At least that’s it’s recipe now.

As first introduced, “Taste the Lin-Sanity” included pieces of fortune cookie to give the concoction something of a crunch. This was a bad move for two reasons. First of all, the fortune cookies became all soggy and the result apparently rendered what was an otherwise marginally adequate treat an ugly mess.

More importantly, however, the inclusion of fortune cookie pieces in a flavor associated with a Taiwanese-American resulted in a serious backlash from the customer base, who declared that the fortune cookies represented “ethnic profiling”, revealing if nothing else, that indignation sometimes gets you in the arena if not exactly the right seat.

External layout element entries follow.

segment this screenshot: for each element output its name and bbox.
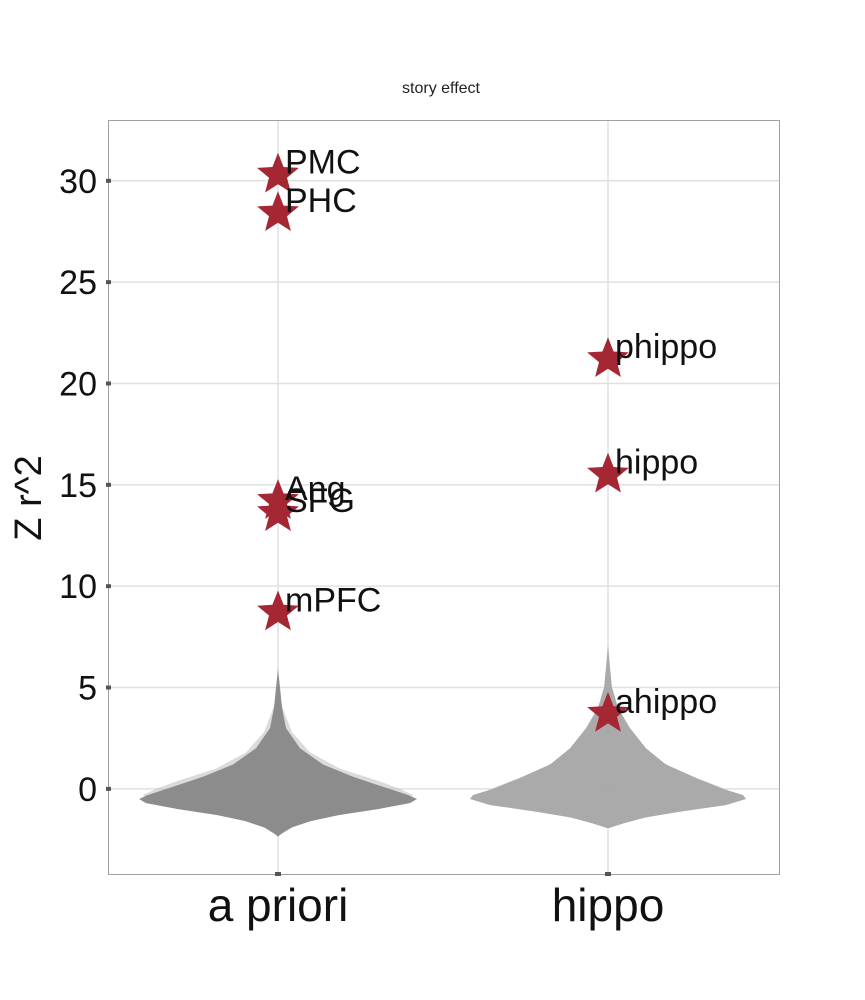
star-marker bbox=[257, 590, 299, 631]
y-tick-label: 0 bbox=[78, 771, 97, 809]
y-axis-label: Z r^2 bbox=[8, 455, 50, 540]
point-label: phippo bbox=[615, 328, 717, 366]
chart-title: story effect bbox=[402, 80, 481, 97]
violin-hippo bbox=[470, 645, 746, 829]
point-label: PHC bbox=[285, 182, 357, 220]
star-marker bbox=[587, 337, 629, 377]
x-tick-label: a priori bbox=[208, 879, 349, 931]
violin-a-priori bbox=[139, 669, 417, 837]
plot-panel bbox=[108, 120, 780, 875]
star-marker bbox=[257, 191, 299, 231]
y-axis: 0 5 10 15 20 25 30 bbox=[59, 163, 111, 809]
point-label: hippo bbox=[615, 444, 698, 482]
grid bbox=[109, 120, 779, 874]
star-marker bbox=[257, 491, 299, 531]
star-marker bbox=[587, 691, 629, 732]
y-tick-label: 20 bbox=[59, 365, 97, 403]
y-tick-label: 5 bbox=[78, 670, 97, 708]
point-label: PMC bbox=[285, 144, 361, 182]
violins bbox=[139, 645, 746, 837]
point-label: SFG bbox=[285, 482, 355, 520]
point-label: ahippo bbox=[615, 683, 717, 721]
y-tick-label: 25 bbox=[59, 264, 97, 302]
y-tick-label: 30 bbox=[59, 163, 97, 201]
y-tick-label: 15 bbox=[59, 467, 97, 505]
star-marker bbox=[257, 152, 299, 193]
star-marker bbox=[587, 452, 629, 493]
x-tick-label: hippo bbox=[552, 879, 665, 931]
point-label: Ang bbox=[285, 470, 346, 508]
x-axis: a priori hippo bbox=[208, 872, 665, 931]
y-tick-label: 10 bbox=[59, 568, 97, 606]
point-label: mPFC bbox=[285, 582, 381, 620]
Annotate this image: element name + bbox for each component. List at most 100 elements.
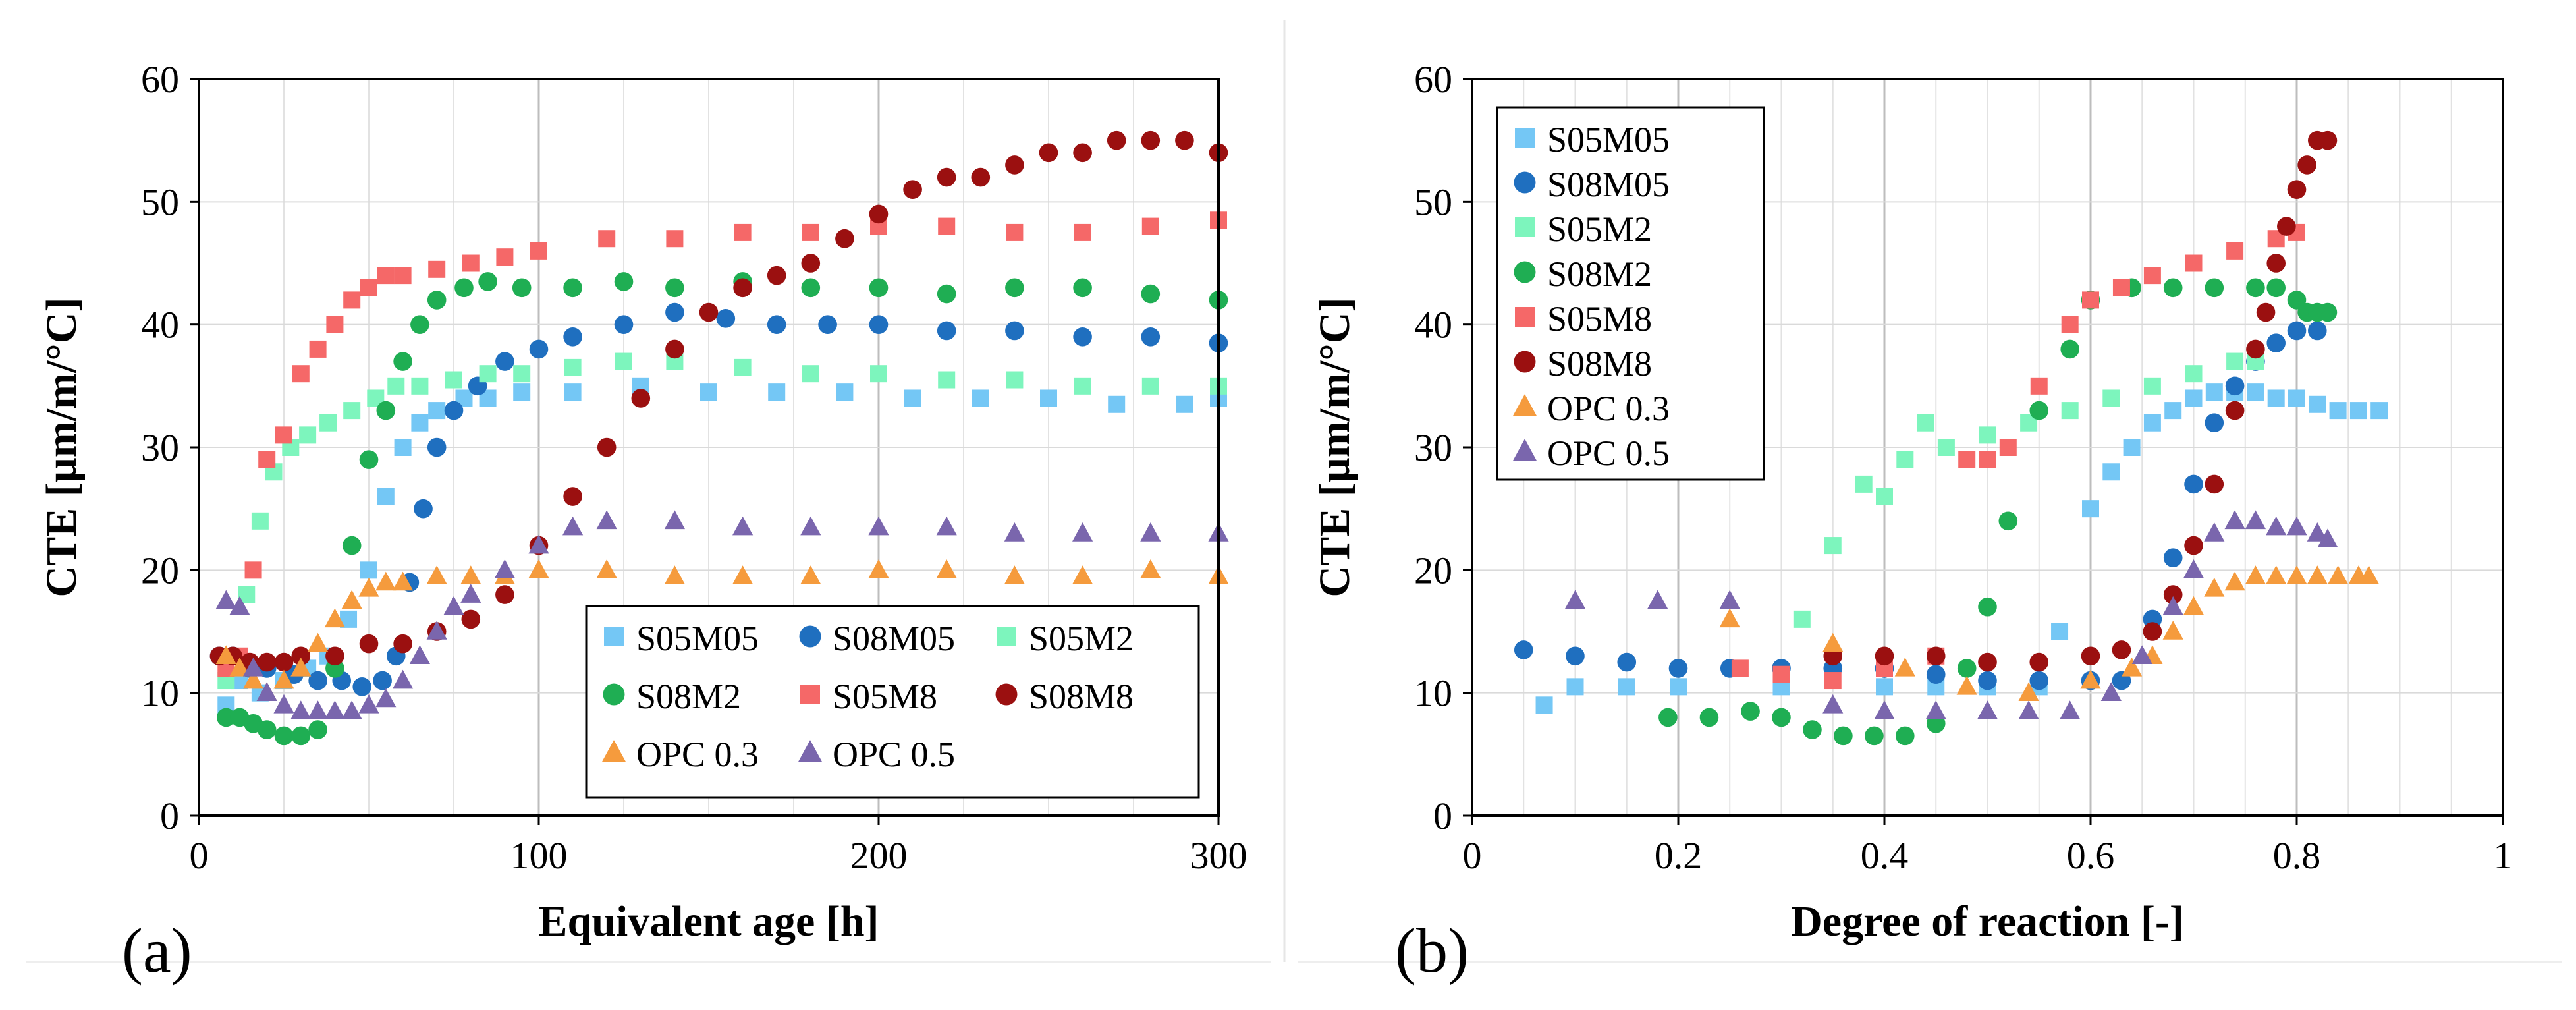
legend-entry: OPC 0.5 — [798, 735, 955, 774]
data-point — [478, 272, 497, 291]
data-point — [257, 720, 277, 739]
data-point — [1865, 726, 1884, 746]
data-point — [360, 279, 377, 296]
data-point — [216, 708, 236, 727]
legend-entry: S05M2 — [997, 619, 1134, 658]
data-point — [2060, 700, 2081, 719]
legend-entry: S08M05 — [1514, 165, 1670, 204]
legend-marker — [1513, 439, 1537, 461]
legend-label: OPC 0.3 — [636, 735, 759, 774]
data-point — [664, 565, 685, 584]
data-point — [2185, 254, 2203, 272]
data-point — [1566, 646, 1585, 666]
data-point — [326, 316, 344, 333]
data-point — [734, 358, 752, 376]
legend-entry: OPC 0.3 — [1513, 389, 1670, 428]
data-point — [375, 571, 397, 591]
data-point — [1647, 590, 1668, 609]
data-point — [836, 383, 854, 401]
data-point — [1937, 439, 1955, 456]
data-point — [2112, 640, 2131, 659]
data-point — [341, 590, 362, 609]
legend-label: OPC 0.3 — [1547, 389, 1670, 428]
data-point — [2225, 376, 2245, 396]
data-point — [251, 512, 269, 530]
data-point — [1140, 522, 1161, 542]
data-point — [1926, 646, 1946, 666]
data-point — [2245, 565, 2266, 584]
y-tick-label: 40 — [141, 304, 179, 347]
data-point — [377, 267, 395, 285]
data-point — [903, 180, 922, 200]
legend-entry: S08M8 — [995, 677, 1134, 716]
data-point — [393, 669, 414, 689]
legend-label: S05M05 — [636, 619, 759, 658]
y-tick-label: 30 — [1414, 426, 1452, 469]
data-point — [1073, 278, 1092, 298]
data-point — [1514, 640, 1533, 659]
data-point — [2266, 254, 2286, 273]
data-point — [2246, 339, 2265, 359]
data-point — [818, 315, 837, 334]
data-point — [614, 315, 634, 334]
data-point — [870, 365, 887, 383]
legend-entry: S05M2 — [1515, 210, 1652, 249]
y-tick-label: 0 — [1433, 795, 1452, 837]
data-point — [2329, 402, 2347, 420]
legend-entry: S05M05 — [1515, 120, 1670, 159]
data-point — [1896, 726, 1915, 746]
data-point — [290, 658, 312, 677]
data-point — [596, 510, 617, 530]
data-point — [1957, 659, 1977, 678]
data-point — [2081, 646, 2100, 666]
y-tick-label: 50 — [1414, 181, 1452, 223]
data-point — [529, 339, 549, 359]
data-point — [308, 671, 327, 690]
data-point — [1140, 559, 1161, 578]
data-point — [2029, 671, 2049, 690]
legend-label: S08M2 — [636, 677, 741, 716]
data-point — [1141, 130, 1161, 150]
data-point — [1978, 652, 1997, 672]
data-point — [409, 645, 430, 665]
legend-entry: S05M05 — [604, 619, 759, 658]
panel-a-legend: S05M05 S08M05 S05M2 S08M2 S05M8 S08M8 OPC 0.3 O… — [585, 605, 1200, 799]
data-point — [614, 272, 634, 291]
data-point — [1855, 475, 1873, 493]
data-point — [2080, 669, 2101, 689]
data-point — [564, 383, 582, 401]
legend-entry: S05M8 — [800, 677, 937, 716]
legend-label: S08M05 — [833, 619, 955, 658]
legend-entry: S08M2 — [1514, 254, 1652, 294]
data-point — [343, 291, 361, 309]
data-point — [938, 371, 956, 389]
data-point — [2309, 395, 2326, 413]
data-point — [530, 242, 547, 260]
data-point — [360, 561, 377, 579]
data-point — [2030, 377, 2048, 395]
data-point — [1822, 694, 1844, 714]
data-point — [2163, 548, 2183, 567]
legend-marker — [602, 740, 626, 762]
y-tick-label: 10 — [1414, 672, 1452, 715]
legend-entry: OPC 0.5 — [1513, 434, 1670, 473]
data-point — [2226, 242, 2244, 260]
legend-label: S05M05 — [1547, 120, 1670, 159]
data-point — [615, 352, 632, 370]
legend-label: S08M8 — [1547, 344, 1652, 383]
data-point — [373, 671, 392, 690]
data-point — [257, 652, 277, 672]
legend-label: S05M2 — [1547, 210, 1652, 249]
data-point — [2318, 302, 2338, 322]
data-point — [2256, 302, 2276, 322]
y-tick-label: 60 — [141, 58, 179, 101]
data-point — [1618, 678, 1635, 696]
data-point — [563, 327, 582, 347]
data-point — [1108, 395, 1126, 413]
data-point — [2370, 402, 2388, 420]
data-point — [1876, 678, 1893, 696]
data-point — [1006, 223, 1024, 241]
data-point — [597, 437, 617, 457]
data-point — [308, 720, 327, 739]
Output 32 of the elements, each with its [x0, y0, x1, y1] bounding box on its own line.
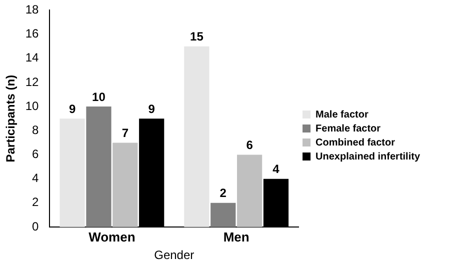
y-tick-label: 8: [32, 122, 40, 137]
legend-label: Female factor: [316, 123, 381, 134]
x-tick-label: Men: [223, 229, 250, 244]
data-label: 2: [220, 186, 227, 200]
data-label: 7: [122, 126, 129, 140]
data-label: 10: [92, 90, 106, 104]
legend-label: Unexplained infertility: [316, 151, 420, 162]
x-axis-title: Gender: [154, 248, 194, 262]
y-tick-label: 6: [32, 147, 40, 162]
bar: [86, 106, 112, 227]
y-tick-label: 18: [25, 2, 40, 17]
y-tick-label: 0: [32, 219, 40, 234]
bar: [60, 118, 85, 227]
y-tick-label: 2: [32, 195, 40, 210]
data-label: 4: [272, 162, 280, 176]
y-tick-label: 10: [25, 98, 40, 113]
y-axis-title: Participants (n): [4, 74, 18, 162]
y-tick-label: 12: [25, 74, 40, 89]
x-tick-label: Women: [88, 229, 136, 244]
legend-label: Combined factor: [316, 137, 396, 148]
bar: [237, 154, 262, 227]
y-tick-label: 14: [25, 50, 40, 65]
data-label: 9: [148, 102, 156, 116]
bar: [210, 202, 236, 227]
data-label: 6: [246, 138, 254, 152]
bar: [112, 142, 138, 227]
y-tick-label: 16: [25, 26, 40, 41]
y-tick-label: 4: [32, 171, 40, 186]
bar: [184, 46, 210, 227]
legend-label: Male factor: [316, 109, 368, 120]
data-label: 15: [190, 30, 204, 44]
data-label: 9: [68, 102, 76, 116]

We understand the connection between fortune cookies and Chinese stereotype, of course, and we abhor it, especially when a company like Ben & Jerry’s uses it to cynically exploit Jeremy Lin for monetary gain. We’re just not sure that it exactly constitutes “ethnic profiling”. Poor taste, yes. Stupid from a marketing perspective, absolutely. Racially insensitive, without question.

But “profiling” is one of those incendiary words that is best reserved for the ugly and unacceptable acts of racist, overzealous cops and moronic, power-mad Transportation Safety Administration screeners, not for ice cream makers who unthinkingly try to give an oriental flair to their nauseating, fat-laden treat by including a few fortune cookie crumbs. When we allow our “big gun” words to be appropriated for minor infractions — for playground fights instead of the front line battles for which they are intended — they are cheapened, weakened, and watered-down to the point where they’ve lost their edge. Soon, when people hear a story about “ethnic profiling”, they’ll think of Ben & Jerry’s and say, “oh, is that all”. And as a result more and more genuinely bad behavior seeps its ugly way through yet another one of society’s ever-widening cracks and becomes acceptable by default.

But the customers knew that they should be angry about something, and so they lashed out at B&J with enough fury that the fortune cookies were dispensed with in short order.

And, happily, the removal of the soggy fortune cookies actually improved it. Win-win.

We’re hoping that this is the last “Linsanity” story we’re likely to hear, but we know that’s not going to be the case.

We can tell you, though, that it’s the last time you’ll hear about it here.

Unless, of course, something else about it pisses us off.